Western and central PA have a reputation nationwide for producing a disproportionate number of hard-working, successful people... who don't move back. There's definitely somewhat of a "Pennsylvania diaspora" (as well as one for Minnesotans) community in New York.
I think Pittsburgh has a lot of potential to reverse that trend, seeing as it has two major universities and has come a long way in terms of being a good place to live.
'There's definitely somewhat of a "Pennsylvania diaspora"'
Around here we call it "Steeler Nation." :)
As for "good place to live," I was just talking to someone about the number of cultural institutions that Pittsburgh has. Being the home of robber barons like Carnegie, Mellon, and Frick, there were a lot of institutions and endowments left behind to assuage their consciences for treating so many steel workers so brutally to build their fortunes. Having kids, I'm especially aware of the excellent Carnegie libraries, Children's Museum, Science Center, and Phipps Conservatory. Not to mention the fore-mentioned universities, and all of the hospitals (UPMC is the region's single largest employer). One of the ironies for the city is that having non-profits as the largest employers means that a large portion of the city's economic activity is off-limits for local taxes.
> One of the ironies for the city is that having non-profits as the largest employers means that a large portion of the city's economic activity is off-limits for local taxes.
"Non-profit" only affects income taxes. You can still tax their property, purchases, activities, and employees.
"What will this geography look like? It will likely be sparser in the Midwest and also, ultimately, in those parts of the Southeast that are dependent on manufacturing." Sounds like something the Republican party will fight against tooth-and-nail.
This is a perfect example of what makes history fascinating - its ability to make sense of the present and the future.

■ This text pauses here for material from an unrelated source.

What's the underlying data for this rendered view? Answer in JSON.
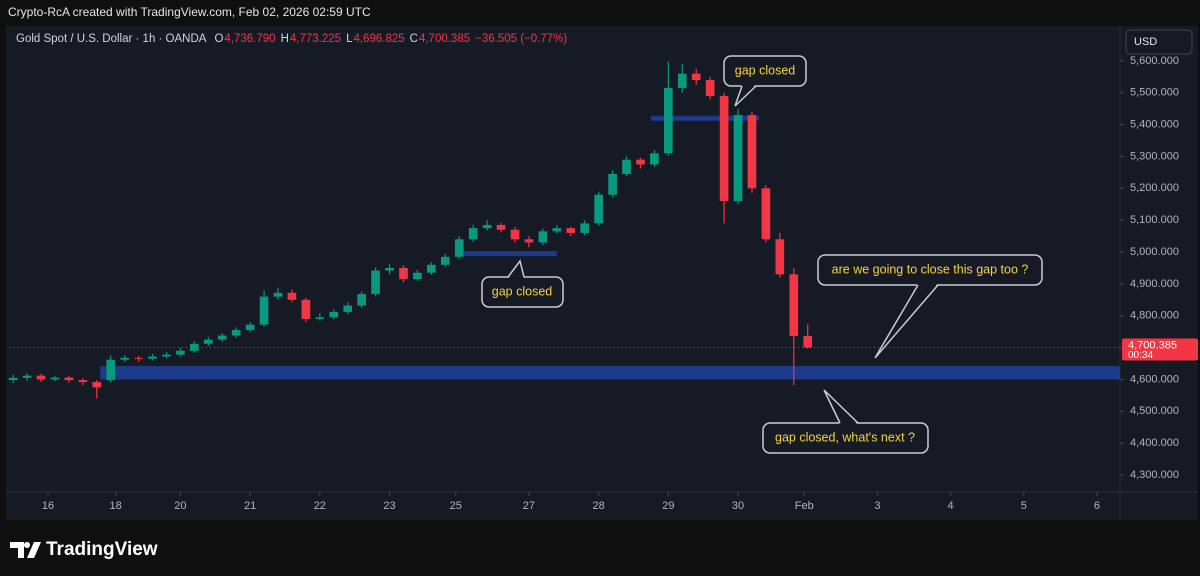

His conclusion, for those who can't get through it: housing is a dead end investment. It's a liability, not an asset in economic terms because it discourages mobility and doesn't have good (any?) returns. We should abolish policies that promote each man his own home, encourage renting, and come up with housing infrastructure solutions that are economically stimulating (in terms of mobilizing the workforce and bringing talent together).
The housing market seems ripe for technological innovation. Any ideas?